# MovieLens Preprocessing: Build cleaned_movies.csv

This notebook loads the MovieLens small dataset, cleans movie titles and genres, computes per-movie average ratings and normalized scores, joins TMDb IDs for posters, and saves a compact `cleaned_movies.csv` for the Streamlit hybrid recommender.
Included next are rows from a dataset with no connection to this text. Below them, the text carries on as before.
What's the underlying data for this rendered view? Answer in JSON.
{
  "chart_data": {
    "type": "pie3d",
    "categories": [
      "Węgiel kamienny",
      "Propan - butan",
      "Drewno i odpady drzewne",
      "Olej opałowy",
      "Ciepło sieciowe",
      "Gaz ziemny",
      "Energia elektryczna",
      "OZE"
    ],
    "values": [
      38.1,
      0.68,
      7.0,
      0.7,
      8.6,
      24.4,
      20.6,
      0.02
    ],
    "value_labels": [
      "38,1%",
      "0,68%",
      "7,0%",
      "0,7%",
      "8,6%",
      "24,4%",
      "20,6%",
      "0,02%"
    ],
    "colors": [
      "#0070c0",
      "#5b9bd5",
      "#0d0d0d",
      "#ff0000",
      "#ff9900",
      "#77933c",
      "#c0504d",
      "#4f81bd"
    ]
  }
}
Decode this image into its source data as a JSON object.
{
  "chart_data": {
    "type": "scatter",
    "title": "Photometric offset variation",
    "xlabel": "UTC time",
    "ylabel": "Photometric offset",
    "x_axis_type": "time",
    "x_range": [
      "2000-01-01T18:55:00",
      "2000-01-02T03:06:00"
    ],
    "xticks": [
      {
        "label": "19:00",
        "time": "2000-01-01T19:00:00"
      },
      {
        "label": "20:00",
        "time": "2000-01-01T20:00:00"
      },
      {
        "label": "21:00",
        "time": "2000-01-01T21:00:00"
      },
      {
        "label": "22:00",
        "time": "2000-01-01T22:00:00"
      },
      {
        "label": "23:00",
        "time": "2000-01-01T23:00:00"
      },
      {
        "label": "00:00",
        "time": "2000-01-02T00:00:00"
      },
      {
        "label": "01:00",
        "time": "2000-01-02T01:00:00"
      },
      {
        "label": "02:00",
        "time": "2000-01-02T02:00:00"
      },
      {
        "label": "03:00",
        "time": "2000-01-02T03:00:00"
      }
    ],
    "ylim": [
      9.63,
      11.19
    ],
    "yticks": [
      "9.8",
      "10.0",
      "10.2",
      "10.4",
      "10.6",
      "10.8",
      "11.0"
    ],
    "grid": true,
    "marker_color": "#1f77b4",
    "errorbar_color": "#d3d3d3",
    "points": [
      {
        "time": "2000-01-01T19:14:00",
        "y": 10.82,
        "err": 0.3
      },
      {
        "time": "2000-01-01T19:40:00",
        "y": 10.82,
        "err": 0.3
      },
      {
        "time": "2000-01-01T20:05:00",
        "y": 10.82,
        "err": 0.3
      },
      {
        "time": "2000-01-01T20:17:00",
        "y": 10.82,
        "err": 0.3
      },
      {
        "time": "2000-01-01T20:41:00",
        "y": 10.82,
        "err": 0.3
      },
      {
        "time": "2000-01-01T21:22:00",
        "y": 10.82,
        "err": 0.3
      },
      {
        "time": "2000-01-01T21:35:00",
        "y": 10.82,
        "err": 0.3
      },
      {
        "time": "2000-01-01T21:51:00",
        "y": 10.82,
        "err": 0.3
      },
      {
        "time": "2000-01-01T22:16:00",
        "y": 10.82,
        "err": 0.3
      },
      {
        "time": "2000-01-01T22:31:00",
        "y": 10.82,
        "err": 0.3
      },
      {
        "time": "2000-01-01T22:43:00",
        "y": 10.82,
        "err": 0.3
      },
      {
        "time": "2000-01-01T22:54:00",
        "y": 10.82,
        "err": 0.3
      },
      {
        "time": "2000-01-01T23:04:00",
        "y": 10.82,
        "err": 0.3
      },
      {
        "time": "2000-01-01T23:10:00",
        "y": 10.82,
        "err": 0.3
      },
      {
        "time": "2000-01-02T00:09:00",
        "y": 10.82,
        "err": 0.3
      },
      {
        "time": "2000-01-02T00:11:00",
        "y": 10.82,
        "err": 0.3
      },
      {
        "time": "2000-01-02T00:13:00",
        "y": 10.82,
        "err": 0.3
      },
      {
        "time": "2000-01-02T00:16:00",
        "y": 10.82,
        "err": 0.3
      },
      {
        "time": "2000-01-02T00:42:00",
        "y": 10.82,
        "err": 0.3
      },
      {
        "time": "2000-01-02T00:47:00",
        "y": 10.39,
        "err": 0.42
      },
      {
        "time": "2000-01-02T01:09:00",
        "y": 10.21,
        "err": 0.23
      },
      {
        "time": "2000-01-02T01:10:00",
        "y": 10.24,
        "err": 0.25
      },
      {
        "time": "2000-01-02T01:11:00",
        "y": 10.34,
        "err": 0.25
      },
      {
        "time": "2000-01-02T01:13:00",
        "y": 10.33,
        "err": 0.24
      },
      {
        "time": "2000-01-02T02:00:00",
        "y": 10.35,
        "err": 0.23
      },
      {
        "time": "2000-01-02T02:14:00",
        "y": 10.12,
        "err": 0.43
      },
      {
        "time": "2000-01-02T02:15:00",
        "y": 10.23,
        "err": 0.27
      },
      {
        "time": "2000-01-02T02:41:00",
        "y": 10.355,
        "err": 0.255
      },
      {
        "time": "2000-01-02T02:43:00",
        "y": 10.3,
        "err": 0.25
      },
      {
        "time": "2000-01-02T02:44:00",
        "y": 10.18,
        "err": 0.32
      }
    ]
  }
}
Datasets used (from `ml-latest-small 2/`):
- `movies.csv` (movieId, title, genres)
- `ratings.csv` (userId, movieId, rating, timestamp)
- `links.csv` (movieId, imdbId, tmdbId)

Output:
- `/workspace/cleaned_movies.csv` with columns: `movieId`, `tmdbId`, `title` (lowercase), `genres_text`, `avg_rating`, `norm_rating`, `rating_count`.

In [None]:
import pandas as pd
import numpy as np
from pathlib import Path

DATA_DIR = Path('ml-latest-small 2')
MOVIES_CSV = DATA_DIR / 'movies.csv'
RATINGS_CSV = DATA_DIR / 'ratings.csv'
LINKS_CSV = DATA_DIR / 'links.csv'
OUTPUT_CSV = Path('cleaned_movies.csv')


In [None]:
movies = pd.read_csv(MOVIES_CSV)
ratings = pd.read_csv(RATINGS_CSV)
links = pd.read_csv(LINKS_CSV)
movies.head(), ratings.head(), links.head()


In [None]:
# Clean titles and genres
movies['title'] = movies['title'].fillna('').str.strip().str.lower()
movies['genres'] = movies['genres'].fillna('(no genres listed)')
# Split and normalize genres
movies['genres_list'] = movies['genres'].str.split('|')
movies['genres_list'] = movies['genres_list'].apply(lambda lst: [g.strip().lower().replace('-', ' ') for g in lst] if isinstance(lst, list) else [])
movies['genres_text'] = movies['genres_list'].apply(lambda lst: ' '.join(sorted(set(lst))))
movies[['movieId','title','genres_text']].head()


In [None]:
# Compute average rating and counts per movie
ratings = ratings.dropna(subset=['movieId','rating'])
agg = ratings.groupby('movieId').agg(avg_rating=('rating','mean'), rating_count=('rating','size')).reset_index()
# Normalize avg_rating between 0 and 1
if not agg.empty:
    min_r, max_r = agg['avg_rating'].min(), agg['avg_rating'].max()
    if max_r > min_r:
        agg['norm_rating'] = (agg['avg_rating'] - min_r) / (max_r - min_r)
    else:
        agg['norm_rating'] = 0.5
else:
    agg['norm_rating'] = pd.Series(dtype=float)
agg.head()


In [None]:
# Merge datasets
df = movies.merge(links[['movieId','tmdbId']], on='movieId', how='left')
df = df.merge(agg, on='movieId', how='left')
# Fill missing ratings
df['avg_rating'] = df['avg_rating'].fillna(0.0)
df['norm_rating'] = df['norm_rating'].fillna(0.0)
df['rating_count'] = df['rating_count'].fillna(0).astype(int)
# Clean tmdbId to int where possible
def to_int_or_none(x):
    try:
        xi = int(x)
        return xi if xi > 0 else np.nan
    except Exception:
        return np.nan
df['tmdbId'] = df['tmdbId'].apply(to_int_or_none)
# Select columns and save
out_cols = ['movieId','tmdbId','title','genres_text','avg_rating','norm_rating','rating_count']
cleaned = df[out_cols].copy()
cleaned.to_csv(OUTPUT_CSV, index=False)
cleaned.head(10)


Now you can run the Streamlit app which loads `cleaned_movies.csv`.